- Recruiters at major companies are offering to hire Tesla employees who want to keep working remotely.
- On Tuesday, Elon Musk reportedly told Tesla employees they must return to the office or resign.
- Remote working opportunities have become a key benefit amid the great resignation.
Tesla workers might not have to return to the office after all — if they're willing to jump ship.
On Thursday, several tech recruiters put out calls to Elon Musk's employees who might be looking to dodge his return-to-work edict.
Zafar Choudhury, who identifies himself as a Technical Recruiting Leader at Amazon Web Services on LinkedIn, issued a call for disgruntled Tesla engineers to join the tech giant on Thursday.
"If the Emperor of Mars doesn't want you, I'll be happy to bring you over to #AWS," Choudhury wrote on LinkedIn, referencing Musk's fixation with colonizing Mars.
Choudhury did not respond to a request for comment from Insider. Spokespeople for Tesla and Amazon also did not respond to requests for comment.
The recruiter took aim at reports that Musk sent emails to executive staff on Tuesday, calling for the workers to stop "phoning it in" and come into the office at least 40 hours a week.
"If you don't like to be micromanaged by the Elon Musk's of the world, come to #AWSIdentity!" Choudhurry wrote. "We'll find you a happy home here that respects you, your time and your profession. We will find you a team that treats you with dignity."
Last year, Amazon announced that it would let corporate employees work from home indefinitely. It has been one of several tech companies to make the shift from an office centric work environment to a more distributed workforce.
Choudhury was one of several recruiters on LinkedIn who pushed for Tesla employees to join Amazon, as well as smaller tech companies like Insight and Bestow. A Microsoft recruiter also joined in on the hiring frenzy, according to a report from The Next Web.
In a post that has since been deleted, Tiana Watts-Porter, who identifies herself as a Technical Recruiter for Microsoft, told Tesla employees they would be given more freedom at Microsoft. Watts-Porter did not respond to a request for comment from Insider.
The tech company has embraced a hybrid-work environment.
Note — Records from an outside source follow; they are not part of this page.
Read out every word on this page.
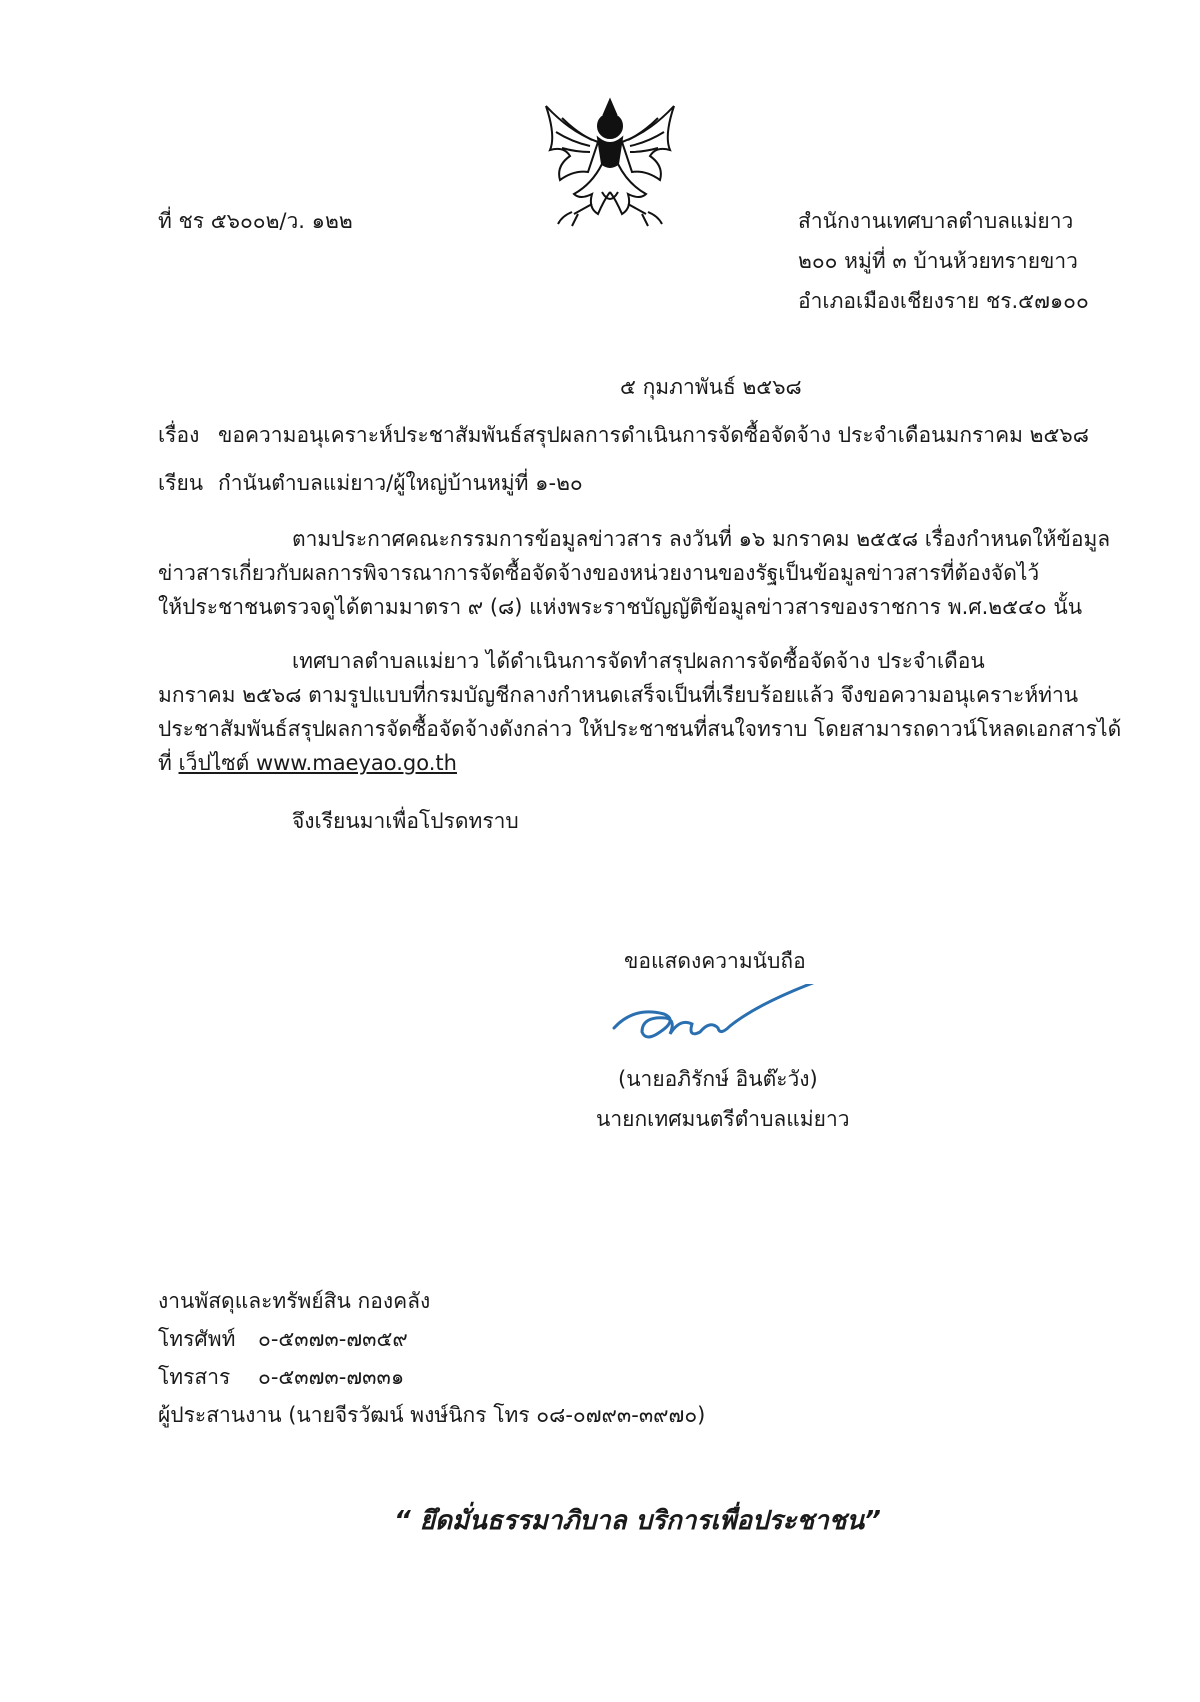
ที่ ชร ๕๖๐๐๒/ว. ๑๒๒	สำนักงานเทศบาลตำบลแม่ยาว
๒๐๐ หมู่ที่ ๓ บ้านห้วยทรายขาว
อำเภอเมืองเชียงราย ชร.๕๗๑๐๐
๕ กุมภาพันธ์ ๒๕๖๘
เรื่อง ขอความอนุเคราะห์ประชาสัมพันธ์สรุปผลการดำเนินการจัดซื้อจัดจ้าง ประจำเดือนมกราคม ๒๕๖๘
เรียน กำนันตำบลแม่ยาว/ผู้ใหญ่บ้านหมู่ที่ ๑-๒๐
ตามประกาศคณะกรรมการข้อมูลข่าวสาร ลงวันที่ ๑๖ มกราคม ๒๕๕๘ เรื่องกำหนดให้ข้อมูล
ข่าวสารเกี่ยวกับผลการพิจารณาการจัดซื้อจัดจ้างของหน่วยงานของรัฐเป็นข้อมูลข่าวสารที่ต้องจัดไว้
ให้ประชาชนตรวจดูได้ตามมาตรา ๙ (๘) แห่งพระราชบัญญัติข้อมูลข่าวสารของราชการ พ.ศ.๒๕๔๐ นั้น
เทศบาลตำบลแม่ยาว ได้ดำเนินการจัดทำสรุปผลการจัดซื้อจัดจ้าง ประจำเดือน
มกราคม ๒๕๖๘ ตามรูปแบบที่กรมบัญชีกลางกำหนดเสร็จเป็นที่เรียบร้อยแล้ว จึงขอความอนุเคราะห์ท่าน
ประชาสัมพันธ์สรุปผลการจัดซื้อจัดจ้างดังกล่าว ให้ประชาชนที่สนใจทราบ โดยสามารถดาวน์โหลดเอกสารได้
ที่ เว็ปไซต์ www.maeyao.go.th
จึงเรียนมาเพื่อโปรดทราบ
ขอแสดงความนับถือ
(นายอภิรักษ์ อินต๊ะวัง)
นายกเทศมนตรีตำบลแม่ยาว
งานพัสดุและทรัพย์สิน กองคลัง
โทรศัพท์ ๐-๕๓๗๓-๗๓๕๙
โทรสาร ๐-๕๓๗๓-๗๓๓๑
ผู้ประสานงาน (นายจีรวัฒน์ พงษ์นิกร โทร ๐๘-๐๗๙๓-๓๙๗๐)
“ ยึดมั่นธรรมาภิบาล บริการเพื่อประชาชน”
Last month, Microsoft announced that workers would be allowed to work remotely over 50% of the time so long as it was approved by their managers.
"You can do things your way, and be yourself here at Microsoft!" Watts-Porter wrote, according to The Next Web.
In his companywide email, Musk reportedly took a dig at companies like Amazon that have allowed employees to work-from-home.
"There are of course companies that don't require this, but when was the last time they shipped a great new product?" Musk reportedly said in a companywide email. "It's been a while."
The billionaire appeared to justify his decision to bring workers back into the office on Twitter, saying his ultimatum is part of an effort to promote equality between factory workers — who have been required to come into work throughout the pandemic — and executives.
—Elon Musk (@elonmusk) June 2, 2022
Musk's stance on remote work could inhibit Tesla and SpaceX recruiting efforts. Remote working opportunities have become a key benefit amid the great resignation.
In March, a survey of 3,019 employees conducted by Blind, an anonymous employee community app, found 64% of workers at employers including Amazon, Microsoft, and Google would rather work from home than receive a $30,000 raise.
"Companies simply cannot force people back to the office especially when there are other remote jobs available elsewhere," Blind co-founder Kyum Kim previously told Insider's Caroline Hronich and Ebony Flake.